Osman Nuri (Yılmaz Behrareş) yoldaş aynı dönemde Amed’de üniversite gençliğinin devrimci saflarında yeraldı. Profesyonel devrimci kadro olarak ileri atıldı. 1990’lı yılların başında askeri eylem hazırlığındayken siyasi polis tarafından, Bayram Namaz/Baran Serhat’la birlikte yakalandı ve işkence altına alındı. İşkencede direndi. Zindandan çıktıktan sonra yeniden özgür alanda çalışmaya katıldı. 2000’li yılların başında yeniden yakalandı ve 10 yıl F tipi hapishanede kaldı. Yazarak mücadeleye katkıda bulundu.
Çıkınca Rojava devrimine katıldı. 10 yıl boyunca Rojava devriminin değişik görevlerini omuzlayarak mücadele etti. Askeri ve siyasi eğitmenlikten, örgütçülüğe ve komutanlığa değin devrimin pek çok alandaki görevlerini omuzladı.

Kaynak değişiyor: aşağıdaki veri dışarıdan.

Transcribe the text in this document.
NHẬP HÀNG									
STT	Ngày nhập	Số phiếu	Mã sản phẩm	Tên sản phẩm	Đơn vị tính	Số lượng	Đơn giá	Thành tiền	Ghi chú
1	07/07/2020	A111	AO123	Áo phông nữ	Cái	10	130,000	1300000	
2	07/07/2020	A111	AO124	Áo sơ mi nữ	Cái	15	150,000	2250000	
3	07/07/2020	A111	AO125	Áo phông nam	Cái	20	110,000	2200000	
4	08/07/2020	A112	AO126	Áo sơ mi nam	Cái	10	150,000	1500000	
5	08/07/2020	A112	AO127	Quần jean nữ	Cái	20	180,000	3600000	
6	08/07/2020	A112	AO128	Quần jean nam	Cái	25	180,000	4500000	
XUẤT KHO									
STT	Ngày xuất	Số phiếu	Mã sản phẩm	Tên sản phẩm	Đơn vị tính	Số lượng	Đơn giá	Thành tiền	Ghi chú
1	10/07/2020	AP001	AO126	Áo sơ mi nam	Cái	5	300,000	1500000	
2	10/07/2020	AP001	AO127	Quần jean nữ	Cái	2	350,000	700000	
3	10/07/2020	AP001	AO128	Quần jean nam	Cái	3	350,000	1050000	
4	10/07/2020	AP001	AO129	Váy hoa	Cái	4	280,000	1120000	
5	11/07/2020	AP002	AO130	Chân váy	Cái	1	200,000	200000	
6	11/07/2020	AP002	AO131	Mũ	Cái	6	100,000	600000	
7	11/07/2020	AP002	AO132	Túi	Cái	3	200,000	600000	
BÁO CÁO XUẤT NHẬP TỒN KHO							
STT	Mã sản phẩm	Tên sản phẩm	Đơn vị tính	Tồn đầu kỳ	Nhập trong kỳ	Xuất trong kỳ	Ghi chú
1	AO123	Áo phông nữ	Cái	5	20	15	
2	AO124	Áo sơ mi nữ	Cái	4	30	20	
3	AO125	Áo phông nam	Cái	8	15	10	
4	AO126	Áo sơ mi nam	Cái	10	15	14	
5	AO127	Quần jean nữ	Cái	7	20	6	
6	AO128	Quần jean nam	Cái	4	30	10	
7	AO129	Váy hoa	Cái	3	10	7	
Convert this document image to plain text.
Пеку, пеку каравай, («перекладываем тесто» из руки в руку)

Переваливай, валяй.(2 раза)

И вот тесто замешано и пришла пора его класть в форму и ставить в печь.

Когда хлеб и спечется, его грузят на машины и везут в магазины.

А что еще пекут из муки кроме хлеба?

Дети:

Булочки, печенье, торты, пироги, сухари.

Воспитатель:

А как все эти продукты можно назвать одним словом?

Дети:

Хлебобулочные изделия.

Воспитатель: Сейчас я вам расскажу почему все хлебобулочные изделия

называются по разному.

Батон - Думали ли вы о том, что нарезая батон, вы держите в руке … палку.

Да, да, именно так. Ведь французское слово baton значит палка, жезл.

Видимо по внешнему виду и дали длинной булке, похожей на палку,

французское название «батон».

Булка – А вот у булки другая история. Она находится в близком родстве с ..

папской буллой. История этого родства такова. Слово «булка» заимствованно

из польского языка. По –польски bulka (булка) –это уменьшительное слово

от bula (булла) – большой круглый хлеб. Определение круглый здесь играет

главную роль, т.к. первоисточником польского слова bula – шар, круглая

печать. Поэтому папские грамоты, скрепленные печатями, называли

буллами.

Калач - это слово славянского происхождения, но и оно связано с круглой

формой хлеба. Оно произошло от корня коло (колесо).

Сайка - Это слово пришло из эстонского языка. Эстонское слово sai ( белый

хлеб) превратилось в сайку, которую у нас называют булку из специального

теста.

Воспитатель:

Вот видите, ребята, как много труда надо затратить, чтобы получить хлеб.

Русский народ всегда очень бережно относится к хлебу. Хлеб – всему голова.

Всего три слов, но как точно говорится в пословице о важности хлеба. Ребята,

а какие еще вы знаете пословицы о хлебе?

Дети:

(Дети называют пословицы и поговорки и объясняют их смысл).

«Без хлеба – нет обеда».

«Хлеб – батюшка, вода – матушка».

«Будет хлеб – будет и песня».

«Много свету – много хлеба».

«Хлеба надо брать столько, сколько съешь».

En son Kobanê’de mücadele ederken, Erdoğan faşizminin alçakça suikastıyla aramızdan alındı.
Zeki ve Osman Nuri yoldaşlar 35 yılı aşan süre boyunca yaşamlarını devrim ve komünizme adadılar. Mücadele yaşamları, ilk yılları hariç, hemen bütünü özgür alanlar çalışmalarında geçti. Hem Türkiye’de kent çalışmasının illegal alanında hem de Rojava devriminin özgürleştirdiği alanda.
Sayısız sınavlardan geçerek mücadeleyi sürdürdüler. Yakalanma, ölüm, zindan, işkence, kaybedilme, savaş bu sınavların bir temel kategorisiydi. Yılmadılar. Komünizme ve devrime bağlılığı sürdürdüler.
Mücadelenin iniş ve çıkışları sınavların diğer başlıca kategorisiydi. Marksist Leninist mücadele tarihi, mücadelenin yükseldiği dönemlerde kibire kapılma riskine ve gerçek durumdan kopma tehlikesine; mücadelenin gerilediği koşullarda kötümserlik ve kararsızlığa düşme tehlikesine çokça tanıklık eder.
Onlar, Gazi ve Gezi ayaklanmaları koşullarında kibire kapılmadılar ve gerçek durumdan kopmadılar. Tabii ki bu ayaklanmalar ve Kurdistan devriminin sürekliliğinden güç aldılar. Birleşik devrimi geliştirme isteği ve kararlılığının harcı yaptılar.
1990 dönemecindeki yıkım ve dünya gericiliğinin sökün etmesinden etkilenmediler. Akıntıya karşı yürümenin devrimci kararlılığını gösterdiler. Kararlılık ve yetenekleriyle bizlere yol gösterdiler.
Erdoğan faşizminin işgalci ve kirli savaş kudurganlığı onları aramızdan aldı.
Onlara ve ideallerine bağlılığı, devrim ve komünizm mücadelesine işçi sınıfı ve halkları seferber etme ve savaştırmada atılım yaparak yaşatabiliriz, yaşatmalıyız.